Se però l’appaltatore principale (impresa  generale OG) deve eseguire un appalto  in cui una OS a “qualificazione obbligatoria” o altra OG (tutte le OG sono a qualificazione obbligatoria) supera il 10% o i 150.000 euro, esso non può eseguire in proprio, se privo  della qualificazione, ma deve necessariamente subappaltare ad una impresa  qualificata (in questo caso anche il 100% della lavorazione) -comma 2 dell’articolo  109-.

Quest’ultima previsione, che si pone  sempre nell’ottica della corretta esecuzione affidata a chi ne ha le reali  capacità, è stata contestata dal parere del Consiglio di Stato in base ad una  considerazione numerica che evidenzia una illogicità della  stessa: se il numero complessivo delle lavorazioni OG e OS è pari  a 52 e se 46 di esse sono a qualificazione obbligatoria, la libertà di “fare  tutto” in capo alle imprese generali (articolo 109, comma 1) di fatto è pesantemente  limitata da tutte le eccezioni previste dal comma 2 dello stesso articolo  109.

L’osservazione è certamente fondata, ma  forse il problema non è tanto nella formulazione della norma quanto nella  ratio da cui parte: non si può dire che l’impresa generale  fa tutto senza averne la capacità.

Ognuno deve fare ciò per cui è  qualificato.

Che all’impresa generale spetti il compito  di coordinare i lavori complessivi è questione fuori di dubbio, già ampiamente  ricompensata dalla sua posizione dominante anche dal punto di vista economico,  che però debba poter fare tutto senza saperlo fare è altra  questione.

Comunque, con il parere e il Dpr in questione è stato annullato questo elenco (Allegato A del regolamento cui l’articolo 109, comma 2 si  riferisce), con conseguente libertà dell’impresa appaltatrice di non subappaltare  necessariamente ad imprese qualificate ma di usare ogni altra forma di lavoro  (lavoro autonomo, comando di personale, noleggio eccetera) in grado di portare  comunque, ed in proprio, alla conclusione dell’appalto senza alcuna garanzia di  qualità o di legalità (aggiramento di tutte le norme sul subappalto, nessun  obbligo di dichiarare il subappalto con conseguente possibilità di infiltrazioni  malavitose, uso di un mix di fattori a scapito di sicurezza, qualità, garanzia  di opera a regola d’arte eccetera).

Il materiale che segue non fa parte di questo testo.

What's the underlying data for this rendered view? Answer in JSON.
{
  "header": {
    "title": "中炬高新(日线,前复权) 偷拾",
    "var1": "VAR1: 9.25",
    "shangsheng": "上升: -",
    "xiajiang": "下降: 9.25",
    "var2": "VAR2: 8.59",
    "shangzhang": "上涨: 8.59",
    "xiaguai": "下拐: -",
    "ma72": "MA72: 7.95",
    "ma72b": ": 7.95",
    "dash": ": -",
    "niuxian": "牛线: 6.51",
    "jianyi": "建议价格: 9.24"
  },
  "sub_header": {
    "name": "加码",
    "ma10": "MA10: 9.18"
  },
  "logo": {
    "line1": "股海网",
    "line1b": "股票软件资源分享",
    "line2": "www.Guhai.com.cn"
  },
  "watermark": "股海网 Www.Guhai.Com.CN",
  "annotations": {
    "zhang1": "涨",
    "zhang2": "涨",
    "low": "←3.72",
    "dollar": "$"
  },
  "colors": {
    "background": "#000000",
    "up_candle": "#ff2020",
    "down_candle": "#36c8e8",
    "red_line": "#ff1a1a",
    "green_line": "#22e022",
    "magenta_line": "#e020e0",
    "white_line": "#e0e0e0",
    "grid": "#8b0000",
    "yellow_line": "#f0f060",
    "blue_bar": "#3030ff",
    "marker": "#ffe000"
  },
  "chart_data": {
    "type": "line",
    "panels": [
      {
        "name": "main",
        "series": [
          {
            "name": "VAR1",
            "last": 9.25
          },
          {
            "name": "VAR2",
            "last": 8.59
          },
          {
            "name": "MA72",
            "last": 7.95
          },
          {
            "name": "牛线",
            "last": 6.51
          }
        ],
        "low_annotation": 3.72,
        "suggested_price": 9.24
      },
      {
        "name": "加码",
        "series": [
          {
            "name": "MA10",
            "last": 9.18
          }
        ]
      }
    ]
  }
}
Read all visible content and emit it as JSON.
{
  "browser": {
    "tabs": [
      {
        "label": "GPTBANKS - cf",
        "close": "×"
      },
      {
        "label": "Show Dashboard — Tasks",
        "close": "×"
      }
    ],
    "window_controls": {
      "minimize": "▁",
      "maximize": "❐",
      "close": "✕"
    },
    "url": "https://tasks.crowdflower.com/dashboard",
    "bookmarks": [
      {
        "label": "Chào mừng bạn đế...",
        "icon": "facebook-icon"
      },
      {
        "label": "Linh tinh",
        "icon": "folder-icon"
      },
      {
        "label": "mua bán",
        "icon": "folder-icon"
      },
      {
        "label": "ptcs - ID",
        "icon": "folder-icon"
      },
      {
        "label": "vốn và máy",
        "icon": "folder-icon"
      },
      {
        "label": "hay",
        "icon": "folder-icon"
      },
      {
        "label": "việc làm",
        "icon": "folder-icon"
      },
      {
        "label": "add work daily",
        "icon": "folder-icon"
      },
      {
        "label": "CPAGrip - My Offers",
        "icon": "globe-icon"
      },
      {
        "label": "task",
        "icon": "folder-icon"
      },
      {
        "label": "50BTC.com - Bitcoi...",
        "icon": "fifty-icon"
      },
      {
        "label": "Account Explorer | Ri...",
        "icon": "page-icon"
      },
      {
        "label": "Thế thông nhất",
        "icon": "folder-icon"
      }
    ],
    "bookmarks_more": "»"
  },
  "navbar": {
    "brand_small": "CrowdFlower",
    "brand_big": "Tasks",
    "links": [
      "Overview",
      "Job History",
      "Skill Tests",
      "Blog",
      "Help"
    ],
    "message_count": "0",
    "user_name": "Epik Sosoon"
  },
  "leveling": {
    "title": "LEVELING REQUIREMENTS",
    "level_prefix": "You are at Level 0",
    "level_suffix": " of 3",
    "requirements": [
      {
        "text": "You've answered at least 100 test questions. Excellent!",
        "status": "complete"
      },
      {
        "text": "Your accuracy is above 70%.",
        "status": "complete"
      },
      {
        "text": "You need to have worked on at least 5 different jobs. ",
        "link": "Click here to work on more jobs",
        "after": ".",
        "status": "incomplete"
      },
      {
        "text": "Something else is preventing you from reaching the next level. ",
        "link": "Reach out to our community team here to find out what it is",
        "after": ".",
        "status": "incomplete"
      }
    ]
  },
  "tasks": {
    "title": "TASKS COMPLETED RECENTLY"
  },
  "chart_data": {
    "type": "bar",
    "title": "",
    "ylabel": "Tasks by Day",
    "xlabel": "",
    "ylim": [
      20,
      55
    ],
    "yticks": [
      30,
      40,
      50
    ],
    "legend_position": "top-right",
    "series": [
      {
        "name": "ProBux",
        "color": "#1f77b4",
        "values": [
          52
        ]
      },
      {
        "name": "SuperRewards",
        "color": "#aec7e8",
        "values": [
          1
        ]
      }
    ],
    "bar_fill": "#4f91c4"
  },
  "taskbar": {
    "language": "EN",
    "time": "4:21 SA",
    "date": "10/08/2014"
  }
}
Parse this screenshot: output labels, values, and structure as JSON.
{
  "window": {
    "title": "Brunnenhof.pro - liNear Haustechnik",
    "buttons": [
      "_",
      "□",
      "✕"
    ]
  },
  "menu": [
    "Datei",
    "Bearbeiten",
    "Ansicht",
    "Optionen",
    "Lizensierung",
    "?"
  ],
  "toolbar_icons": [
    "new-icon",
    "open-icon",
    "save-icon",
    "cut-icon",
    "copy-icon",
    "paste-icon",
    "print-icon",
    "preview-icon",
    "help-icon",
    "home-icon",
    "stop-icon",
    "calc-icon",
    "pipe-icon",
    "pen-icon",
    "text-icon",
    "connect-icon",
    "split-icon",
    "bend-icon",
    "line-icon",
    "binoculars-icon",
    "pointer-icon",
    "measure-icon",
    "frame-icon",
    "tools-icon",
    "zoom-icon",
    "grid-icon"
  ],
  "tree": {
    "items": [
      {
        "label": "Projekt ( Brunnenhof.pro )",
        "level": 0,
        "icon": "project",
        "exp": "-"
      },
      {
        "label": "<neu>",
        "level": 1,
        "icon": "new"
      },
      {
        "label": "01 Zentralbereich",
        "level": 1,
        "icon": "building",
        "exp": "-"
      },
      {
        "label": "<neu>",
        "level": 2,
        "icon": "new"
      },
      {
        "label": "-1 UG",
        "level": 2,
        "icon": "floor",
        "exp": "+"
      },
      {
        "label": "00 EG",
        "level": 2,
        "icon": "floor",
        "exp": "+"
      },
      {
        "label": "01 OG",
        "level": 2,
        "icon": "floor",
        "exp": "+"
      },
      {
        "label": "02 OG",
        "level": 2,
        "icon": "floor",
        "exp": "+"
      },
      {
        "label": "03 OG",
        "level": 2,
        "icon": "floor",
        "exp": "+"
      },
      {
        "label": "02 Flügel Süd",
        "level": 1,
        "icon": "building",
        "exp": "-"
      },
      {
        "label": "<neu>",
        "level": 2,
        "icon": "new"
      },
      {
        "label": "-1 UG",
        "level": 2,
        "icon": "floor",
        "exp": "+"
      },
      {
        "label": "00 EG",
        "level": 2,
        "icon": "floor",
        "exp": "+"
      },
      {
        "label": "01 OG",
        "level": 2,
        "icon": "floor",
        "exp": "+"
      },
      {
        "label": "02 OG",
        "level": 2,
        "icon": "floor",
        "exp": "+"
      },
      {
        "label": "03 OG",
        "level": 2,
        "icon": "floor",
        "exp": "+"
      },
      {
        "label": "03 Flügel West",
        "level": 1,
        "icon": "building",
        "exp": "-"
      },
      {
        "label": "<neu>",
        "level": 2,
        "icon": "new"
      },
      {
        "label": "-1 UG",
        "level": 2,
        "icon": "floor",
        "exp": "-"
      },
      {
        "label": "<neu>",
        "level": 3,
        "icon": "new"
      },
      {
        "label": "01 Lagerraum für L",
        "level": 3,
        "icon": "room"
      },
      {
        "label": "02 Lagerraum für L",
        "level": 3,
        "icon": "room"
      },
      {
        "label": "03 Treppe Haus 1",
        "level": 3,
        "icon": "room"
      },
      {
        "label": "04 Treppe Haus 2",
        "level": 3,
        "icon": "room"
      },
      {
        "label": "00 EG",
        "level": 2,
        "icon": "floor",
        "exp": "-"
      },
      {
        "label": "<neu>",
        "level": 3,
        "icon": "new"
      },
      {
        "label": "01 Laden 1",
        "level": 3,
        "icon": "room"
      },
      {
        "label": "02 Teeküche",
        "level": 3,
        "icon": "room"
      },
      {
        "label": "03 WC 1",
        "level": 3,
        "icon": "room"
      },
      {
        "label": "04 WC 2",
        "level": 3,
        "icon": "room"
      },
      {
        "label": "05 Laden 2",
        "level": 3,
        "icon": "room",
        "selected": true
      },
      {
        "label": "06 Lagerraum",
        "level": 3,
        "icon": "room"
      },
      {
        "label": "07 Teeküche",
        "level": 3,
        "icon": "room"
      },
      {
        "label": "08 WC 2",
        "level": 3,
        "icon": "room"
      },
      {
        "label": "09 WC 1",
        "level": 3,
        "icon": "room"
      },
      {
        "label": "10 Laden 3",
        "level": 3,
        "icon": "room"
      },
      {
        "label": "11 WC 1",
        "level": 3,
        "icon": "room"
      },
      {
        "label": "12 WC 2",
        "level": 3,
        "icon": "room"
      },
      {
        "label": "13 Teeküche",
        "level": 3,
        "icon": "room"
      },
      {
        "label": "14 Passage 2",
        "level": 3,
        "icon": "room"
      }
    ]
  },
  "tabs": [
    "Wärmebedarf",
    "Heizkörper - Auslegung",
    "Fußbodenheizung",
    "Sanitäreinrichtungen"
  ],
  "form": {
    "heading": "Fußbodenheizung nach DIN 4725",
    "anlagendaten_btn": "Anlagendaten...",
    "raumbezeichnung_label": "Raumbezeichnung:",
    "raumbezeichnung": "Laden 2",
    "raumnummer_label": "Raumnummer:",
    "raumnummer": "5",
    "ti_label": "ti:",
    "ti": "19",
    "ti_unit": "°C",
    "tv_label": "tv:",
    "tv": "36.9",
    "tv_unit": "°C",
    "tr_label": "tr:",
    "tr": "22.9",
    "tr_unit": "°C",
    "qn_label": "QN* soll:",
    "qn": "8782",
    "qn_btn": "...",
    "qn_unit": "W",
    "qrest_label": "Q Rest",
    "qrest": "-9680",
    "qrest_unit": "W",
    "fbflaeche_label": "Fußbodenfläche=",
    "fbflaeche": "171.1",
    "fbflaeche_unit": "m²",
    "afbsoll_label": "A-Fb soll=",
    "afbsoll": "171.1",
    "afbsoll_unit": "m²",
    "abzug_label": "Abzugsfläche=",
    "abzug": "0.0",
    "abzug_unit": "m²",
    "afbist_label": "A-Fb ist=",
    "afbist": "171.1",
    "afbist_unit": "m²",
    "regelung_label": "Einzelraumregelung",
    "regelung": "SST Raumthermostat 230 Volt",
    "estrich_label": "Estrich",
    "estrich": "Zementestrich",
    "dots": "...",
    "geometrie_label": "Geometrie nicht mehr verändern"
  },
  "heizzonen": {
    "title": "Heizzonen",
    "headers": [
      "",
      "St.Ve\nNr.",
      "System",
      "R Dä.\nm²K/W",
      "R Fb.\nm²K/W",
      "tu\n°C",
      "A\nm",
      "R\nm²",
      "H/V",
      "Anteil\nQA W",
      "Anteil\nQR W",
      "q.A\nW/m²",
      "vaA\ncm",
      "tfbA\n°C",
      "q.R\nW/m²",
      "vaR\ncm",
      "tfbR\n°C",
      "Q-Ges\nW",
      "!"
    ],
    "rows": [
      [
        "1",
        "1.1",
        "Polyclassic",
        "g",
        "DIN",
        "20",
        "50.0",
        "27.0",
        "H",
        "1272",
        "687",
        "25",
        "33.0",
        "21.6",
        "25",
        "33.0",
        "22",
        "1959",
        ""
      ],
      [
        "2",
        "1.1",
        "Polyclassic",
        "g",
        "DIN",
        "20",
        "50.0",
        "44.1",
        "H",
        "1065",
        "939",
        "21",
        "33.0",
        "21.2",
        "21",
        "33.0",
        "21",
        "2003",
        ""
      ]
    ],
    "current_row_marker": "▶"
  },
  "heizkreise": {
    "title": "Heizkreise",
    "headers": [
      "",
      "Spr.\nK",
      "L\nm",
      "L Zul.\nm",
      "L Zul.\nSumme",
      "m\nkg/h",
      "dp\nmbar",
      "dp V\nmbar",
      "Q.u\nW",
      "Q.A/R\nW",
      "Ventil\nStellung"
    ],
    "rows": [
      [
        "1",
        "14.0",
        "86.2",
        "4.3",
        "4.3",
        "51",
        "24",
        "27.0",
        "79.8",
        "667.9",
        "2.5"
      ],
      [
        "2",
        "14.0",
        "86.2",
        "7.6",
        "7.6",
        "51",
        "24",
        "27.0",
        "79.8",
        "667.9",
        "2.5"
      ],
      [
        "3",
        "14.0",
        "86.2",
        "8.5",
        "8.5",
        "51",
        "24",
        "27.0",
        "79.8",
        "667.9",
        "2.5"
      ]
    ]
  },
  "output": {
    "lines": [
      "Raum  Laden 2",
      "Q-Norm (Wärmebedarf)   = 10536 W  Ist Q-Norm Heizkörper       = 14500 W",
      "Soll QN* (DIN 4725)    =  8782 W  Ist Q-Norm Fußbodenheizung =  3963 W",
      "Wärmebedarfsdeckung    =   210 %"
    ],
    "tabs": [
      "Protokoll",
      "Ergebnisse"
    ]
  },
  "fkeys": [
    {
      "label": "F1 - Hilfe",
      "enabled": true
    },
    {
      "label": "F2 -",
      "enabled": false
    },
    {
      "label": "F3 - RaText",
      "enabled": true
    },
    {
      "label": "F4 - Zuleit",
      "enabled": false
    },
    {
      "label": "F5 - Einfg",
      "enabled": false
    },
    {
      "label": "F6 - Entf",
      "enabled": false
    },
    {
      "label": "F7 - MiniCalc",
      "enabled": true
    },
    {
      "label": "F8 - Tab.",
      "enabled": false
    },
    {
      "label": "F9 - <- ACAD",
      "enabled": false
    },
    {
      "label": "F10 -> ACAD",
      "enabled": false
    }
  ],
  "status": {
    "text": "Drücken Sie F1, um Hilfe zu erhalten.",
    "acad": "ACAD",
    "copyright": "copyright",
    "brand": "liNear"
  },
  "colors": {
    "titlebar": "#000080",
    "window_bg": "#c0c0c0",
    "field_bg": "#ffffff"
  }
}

In conclusione: dieci anni di  sviluppo economico, di crescita imprenditoriale, di affinamento di capacità  specialistiche e superspecialistiche andate in fumo e pesante rafforzamento  dell’attività di intermediazione nel settore delle costruzione supportata da una  minima, se non nulla, “capacità di fare”.

 

AGGIORNAMENTO DELL'8 GENNAIO 2014

All'ultimo momento, il Governo ci ha messo una pezza: l'articolo 3, comma 9 del Dl 151/2013 ha tenuto in vita le vecchie specializzazioni, in attesa di una riforma. Per la quale concede tempo fino al 30 settembre 2014 (anche se, come si sa, le proroghe sono uno sport nazionale molto diffuso).